MLAT client statistics


Sep 23 07:37:26 raspberrypi piaware[597]: mlat-client(741): Receiver status: connected
Sep 23 07:37:26 raspberrypi piaware[597]: mlat-client(741): Server status:   synchronized with 53 nearby receivers
Sep 23 07:37:26 raspberrypi piaware[597]: mlat-client(741): Receiver:  776.7 msg/s received      382.3 msg/s processed (49%)
Sep 23 07:37:26 raspberrypi piaware[597]: mlat-client(741): Server:      2.1 kB/s from server    0.0kB/s TCP to server     4.1kB/s UDP to server
Sep 23 07:37:26 raspberrypi piaware[597]: mlat-client(741): Results:  936.7 positions/minute
Sep 23 07:37:26 raspberrypi piaware[597]: mlat-client(741): Aircraft: 75 of 113 Mode S, 18 of 66 ADS-B used


Perhaps this has been answered elsewhere and I apologize if so, however I’ve been wondering how this is processed: Apparently ~50% of the messages are being dropped assuming this is post-process of dump1090, which I assume would only be feeding valid MODE-S messages in the first place. What must one do to increase the hit-rate of these messages and what is causing this many packets being dropped? Coordinates and altitude should be spot-on for this setup - PiAware 3.0.5, running behind mutability. FEC is enabled per standard conf parms.

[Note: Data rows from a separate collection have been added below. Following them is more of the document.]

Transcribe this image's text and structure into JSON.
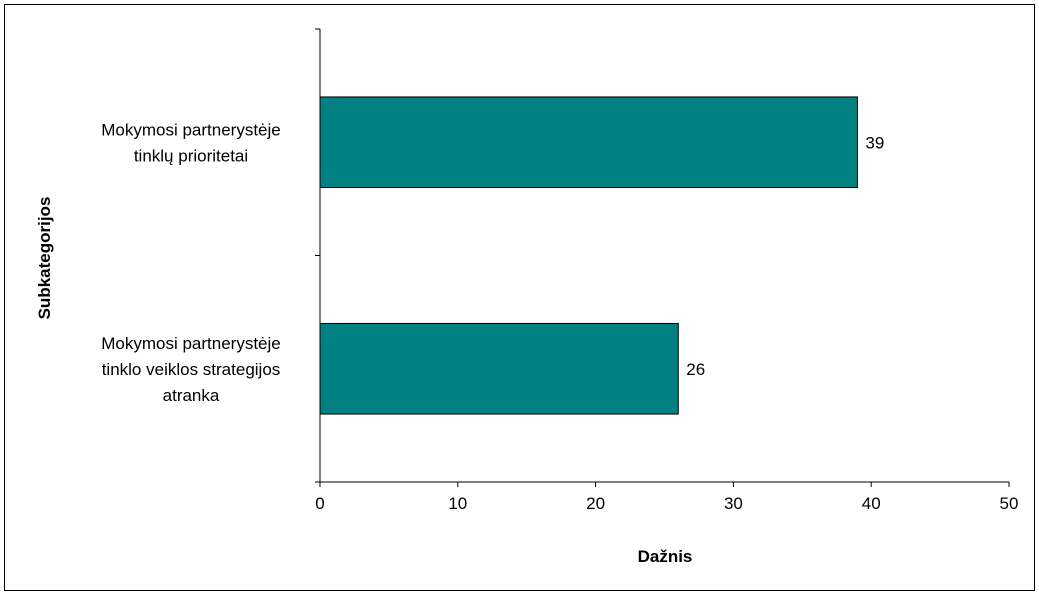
{
  "chart_data": {
    "type": "bar",
    "orientation": "horizontal",
    "title": "",
    "xlabel": "Dažnis",
    "ylabel": "Subkategorijos",
    "categories": [
      [
        "Mokymosi partnerystėje",
        "tinklų prioritetai"
      ],
      [
        "Mokymosi partnerystėje",
        "tinklo veiklos strategijos",
        "atranka"
      ]
    ],
    "values": [
      39,
      26
    ],
    "data_labels": [
      "39",
      "26"
    ],
    "xlim": [
      0,
      50
    ],
    "x_ticks": [
      0,
      10,
      20,
      30,
      40,
      50
    ],
    "x_tick_labels": [
      "0",
      "10",
      "20",
      "30",
      "40",
      "50"
    ],
    "grid": false,
    "legend": "none",
    "colors": {
      "bar_fill": "#008080",
      "bar_stroke": "#000000",
      "frame": "#000000",
      "background": "#ffffff"
    }
  }
}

You actually want that percentage to be as low as possible really.

mlat-client’s main processing loop is all in Python and it is relatively expensive to process messages there. There is a C extension module that takes the raw TCP data, packetizes it, and passes only “interesting” messages up to the Python layer to reduce the cost of processing messages in the Python layer that aren’t actually useful.

The percentage tells you what fraction of messages got passed up to the Python layer. More messages being passed up means more CPU used.

“interesting” messages are either:

  • ADS-B messages for ADS-B equipped aircraft that the server has picked to use for synchronization; or
  • Mode S messages from non-ADS-B aircraft where your receiver has been selected to forward data for multilateration (this requires sufficient nearby receivers hearing the aircraft; also load gets distributed when there is a high density of receivers)

It is normal to only be processing a fraction of the total traffic received.

Thank you for the quick clarification. I had a peek through coordinator.py and it started to make more sense after digesting your reply.

Alright, have an interesting caveat, decided to post it here since it deals with MLAT reporting.

I reconfigured for the sake of testing to have the Pi3 boot and run from a USB stick (no host sdcard inserted), running the same configuration with dump1090-mutability and Piaware 3.0.5. Time zone is set, ntpq is showing a good ntp configuration pegged to stratum-1, everything appears to be running smoothly with the exception of MLAT. It reports clock unstable with a big fat zero for Mode-S - when viewing map, MLAT appears to be popping in and out and collectd graphs ultimately end with an MLAT flatline. I power off, re-insert the sdcard, power back up (system running on sdcard again) and MLAT pops in within 30 seconds or so - solid again. Is MLAT reliant upon some sort of timing pegged on the sd slot?!? The contents of the sdcard was rsynced to the USB stick with the only changes between the two being boot config and fstab to allow for mass storage boot, so other than no sdcard being present in the slot, hardware and software are identical during the test. Nothing funky in dmesg that I could spot. Have tested this 3 separate times all ending with the same result - borked MLAT when no sdcard is present in the slot. I gotta be missing something simple. Ideas?

No, but it is dependent on getting a continuous stream of sample data from the dongle, as it does all its timing by counting samples. The dongle USB implementation is not great and seems quite sensitive to bus noise or other devices on the bus, I would guess that having root on USB adds enough USB traffic that some sample data starts getting dropped.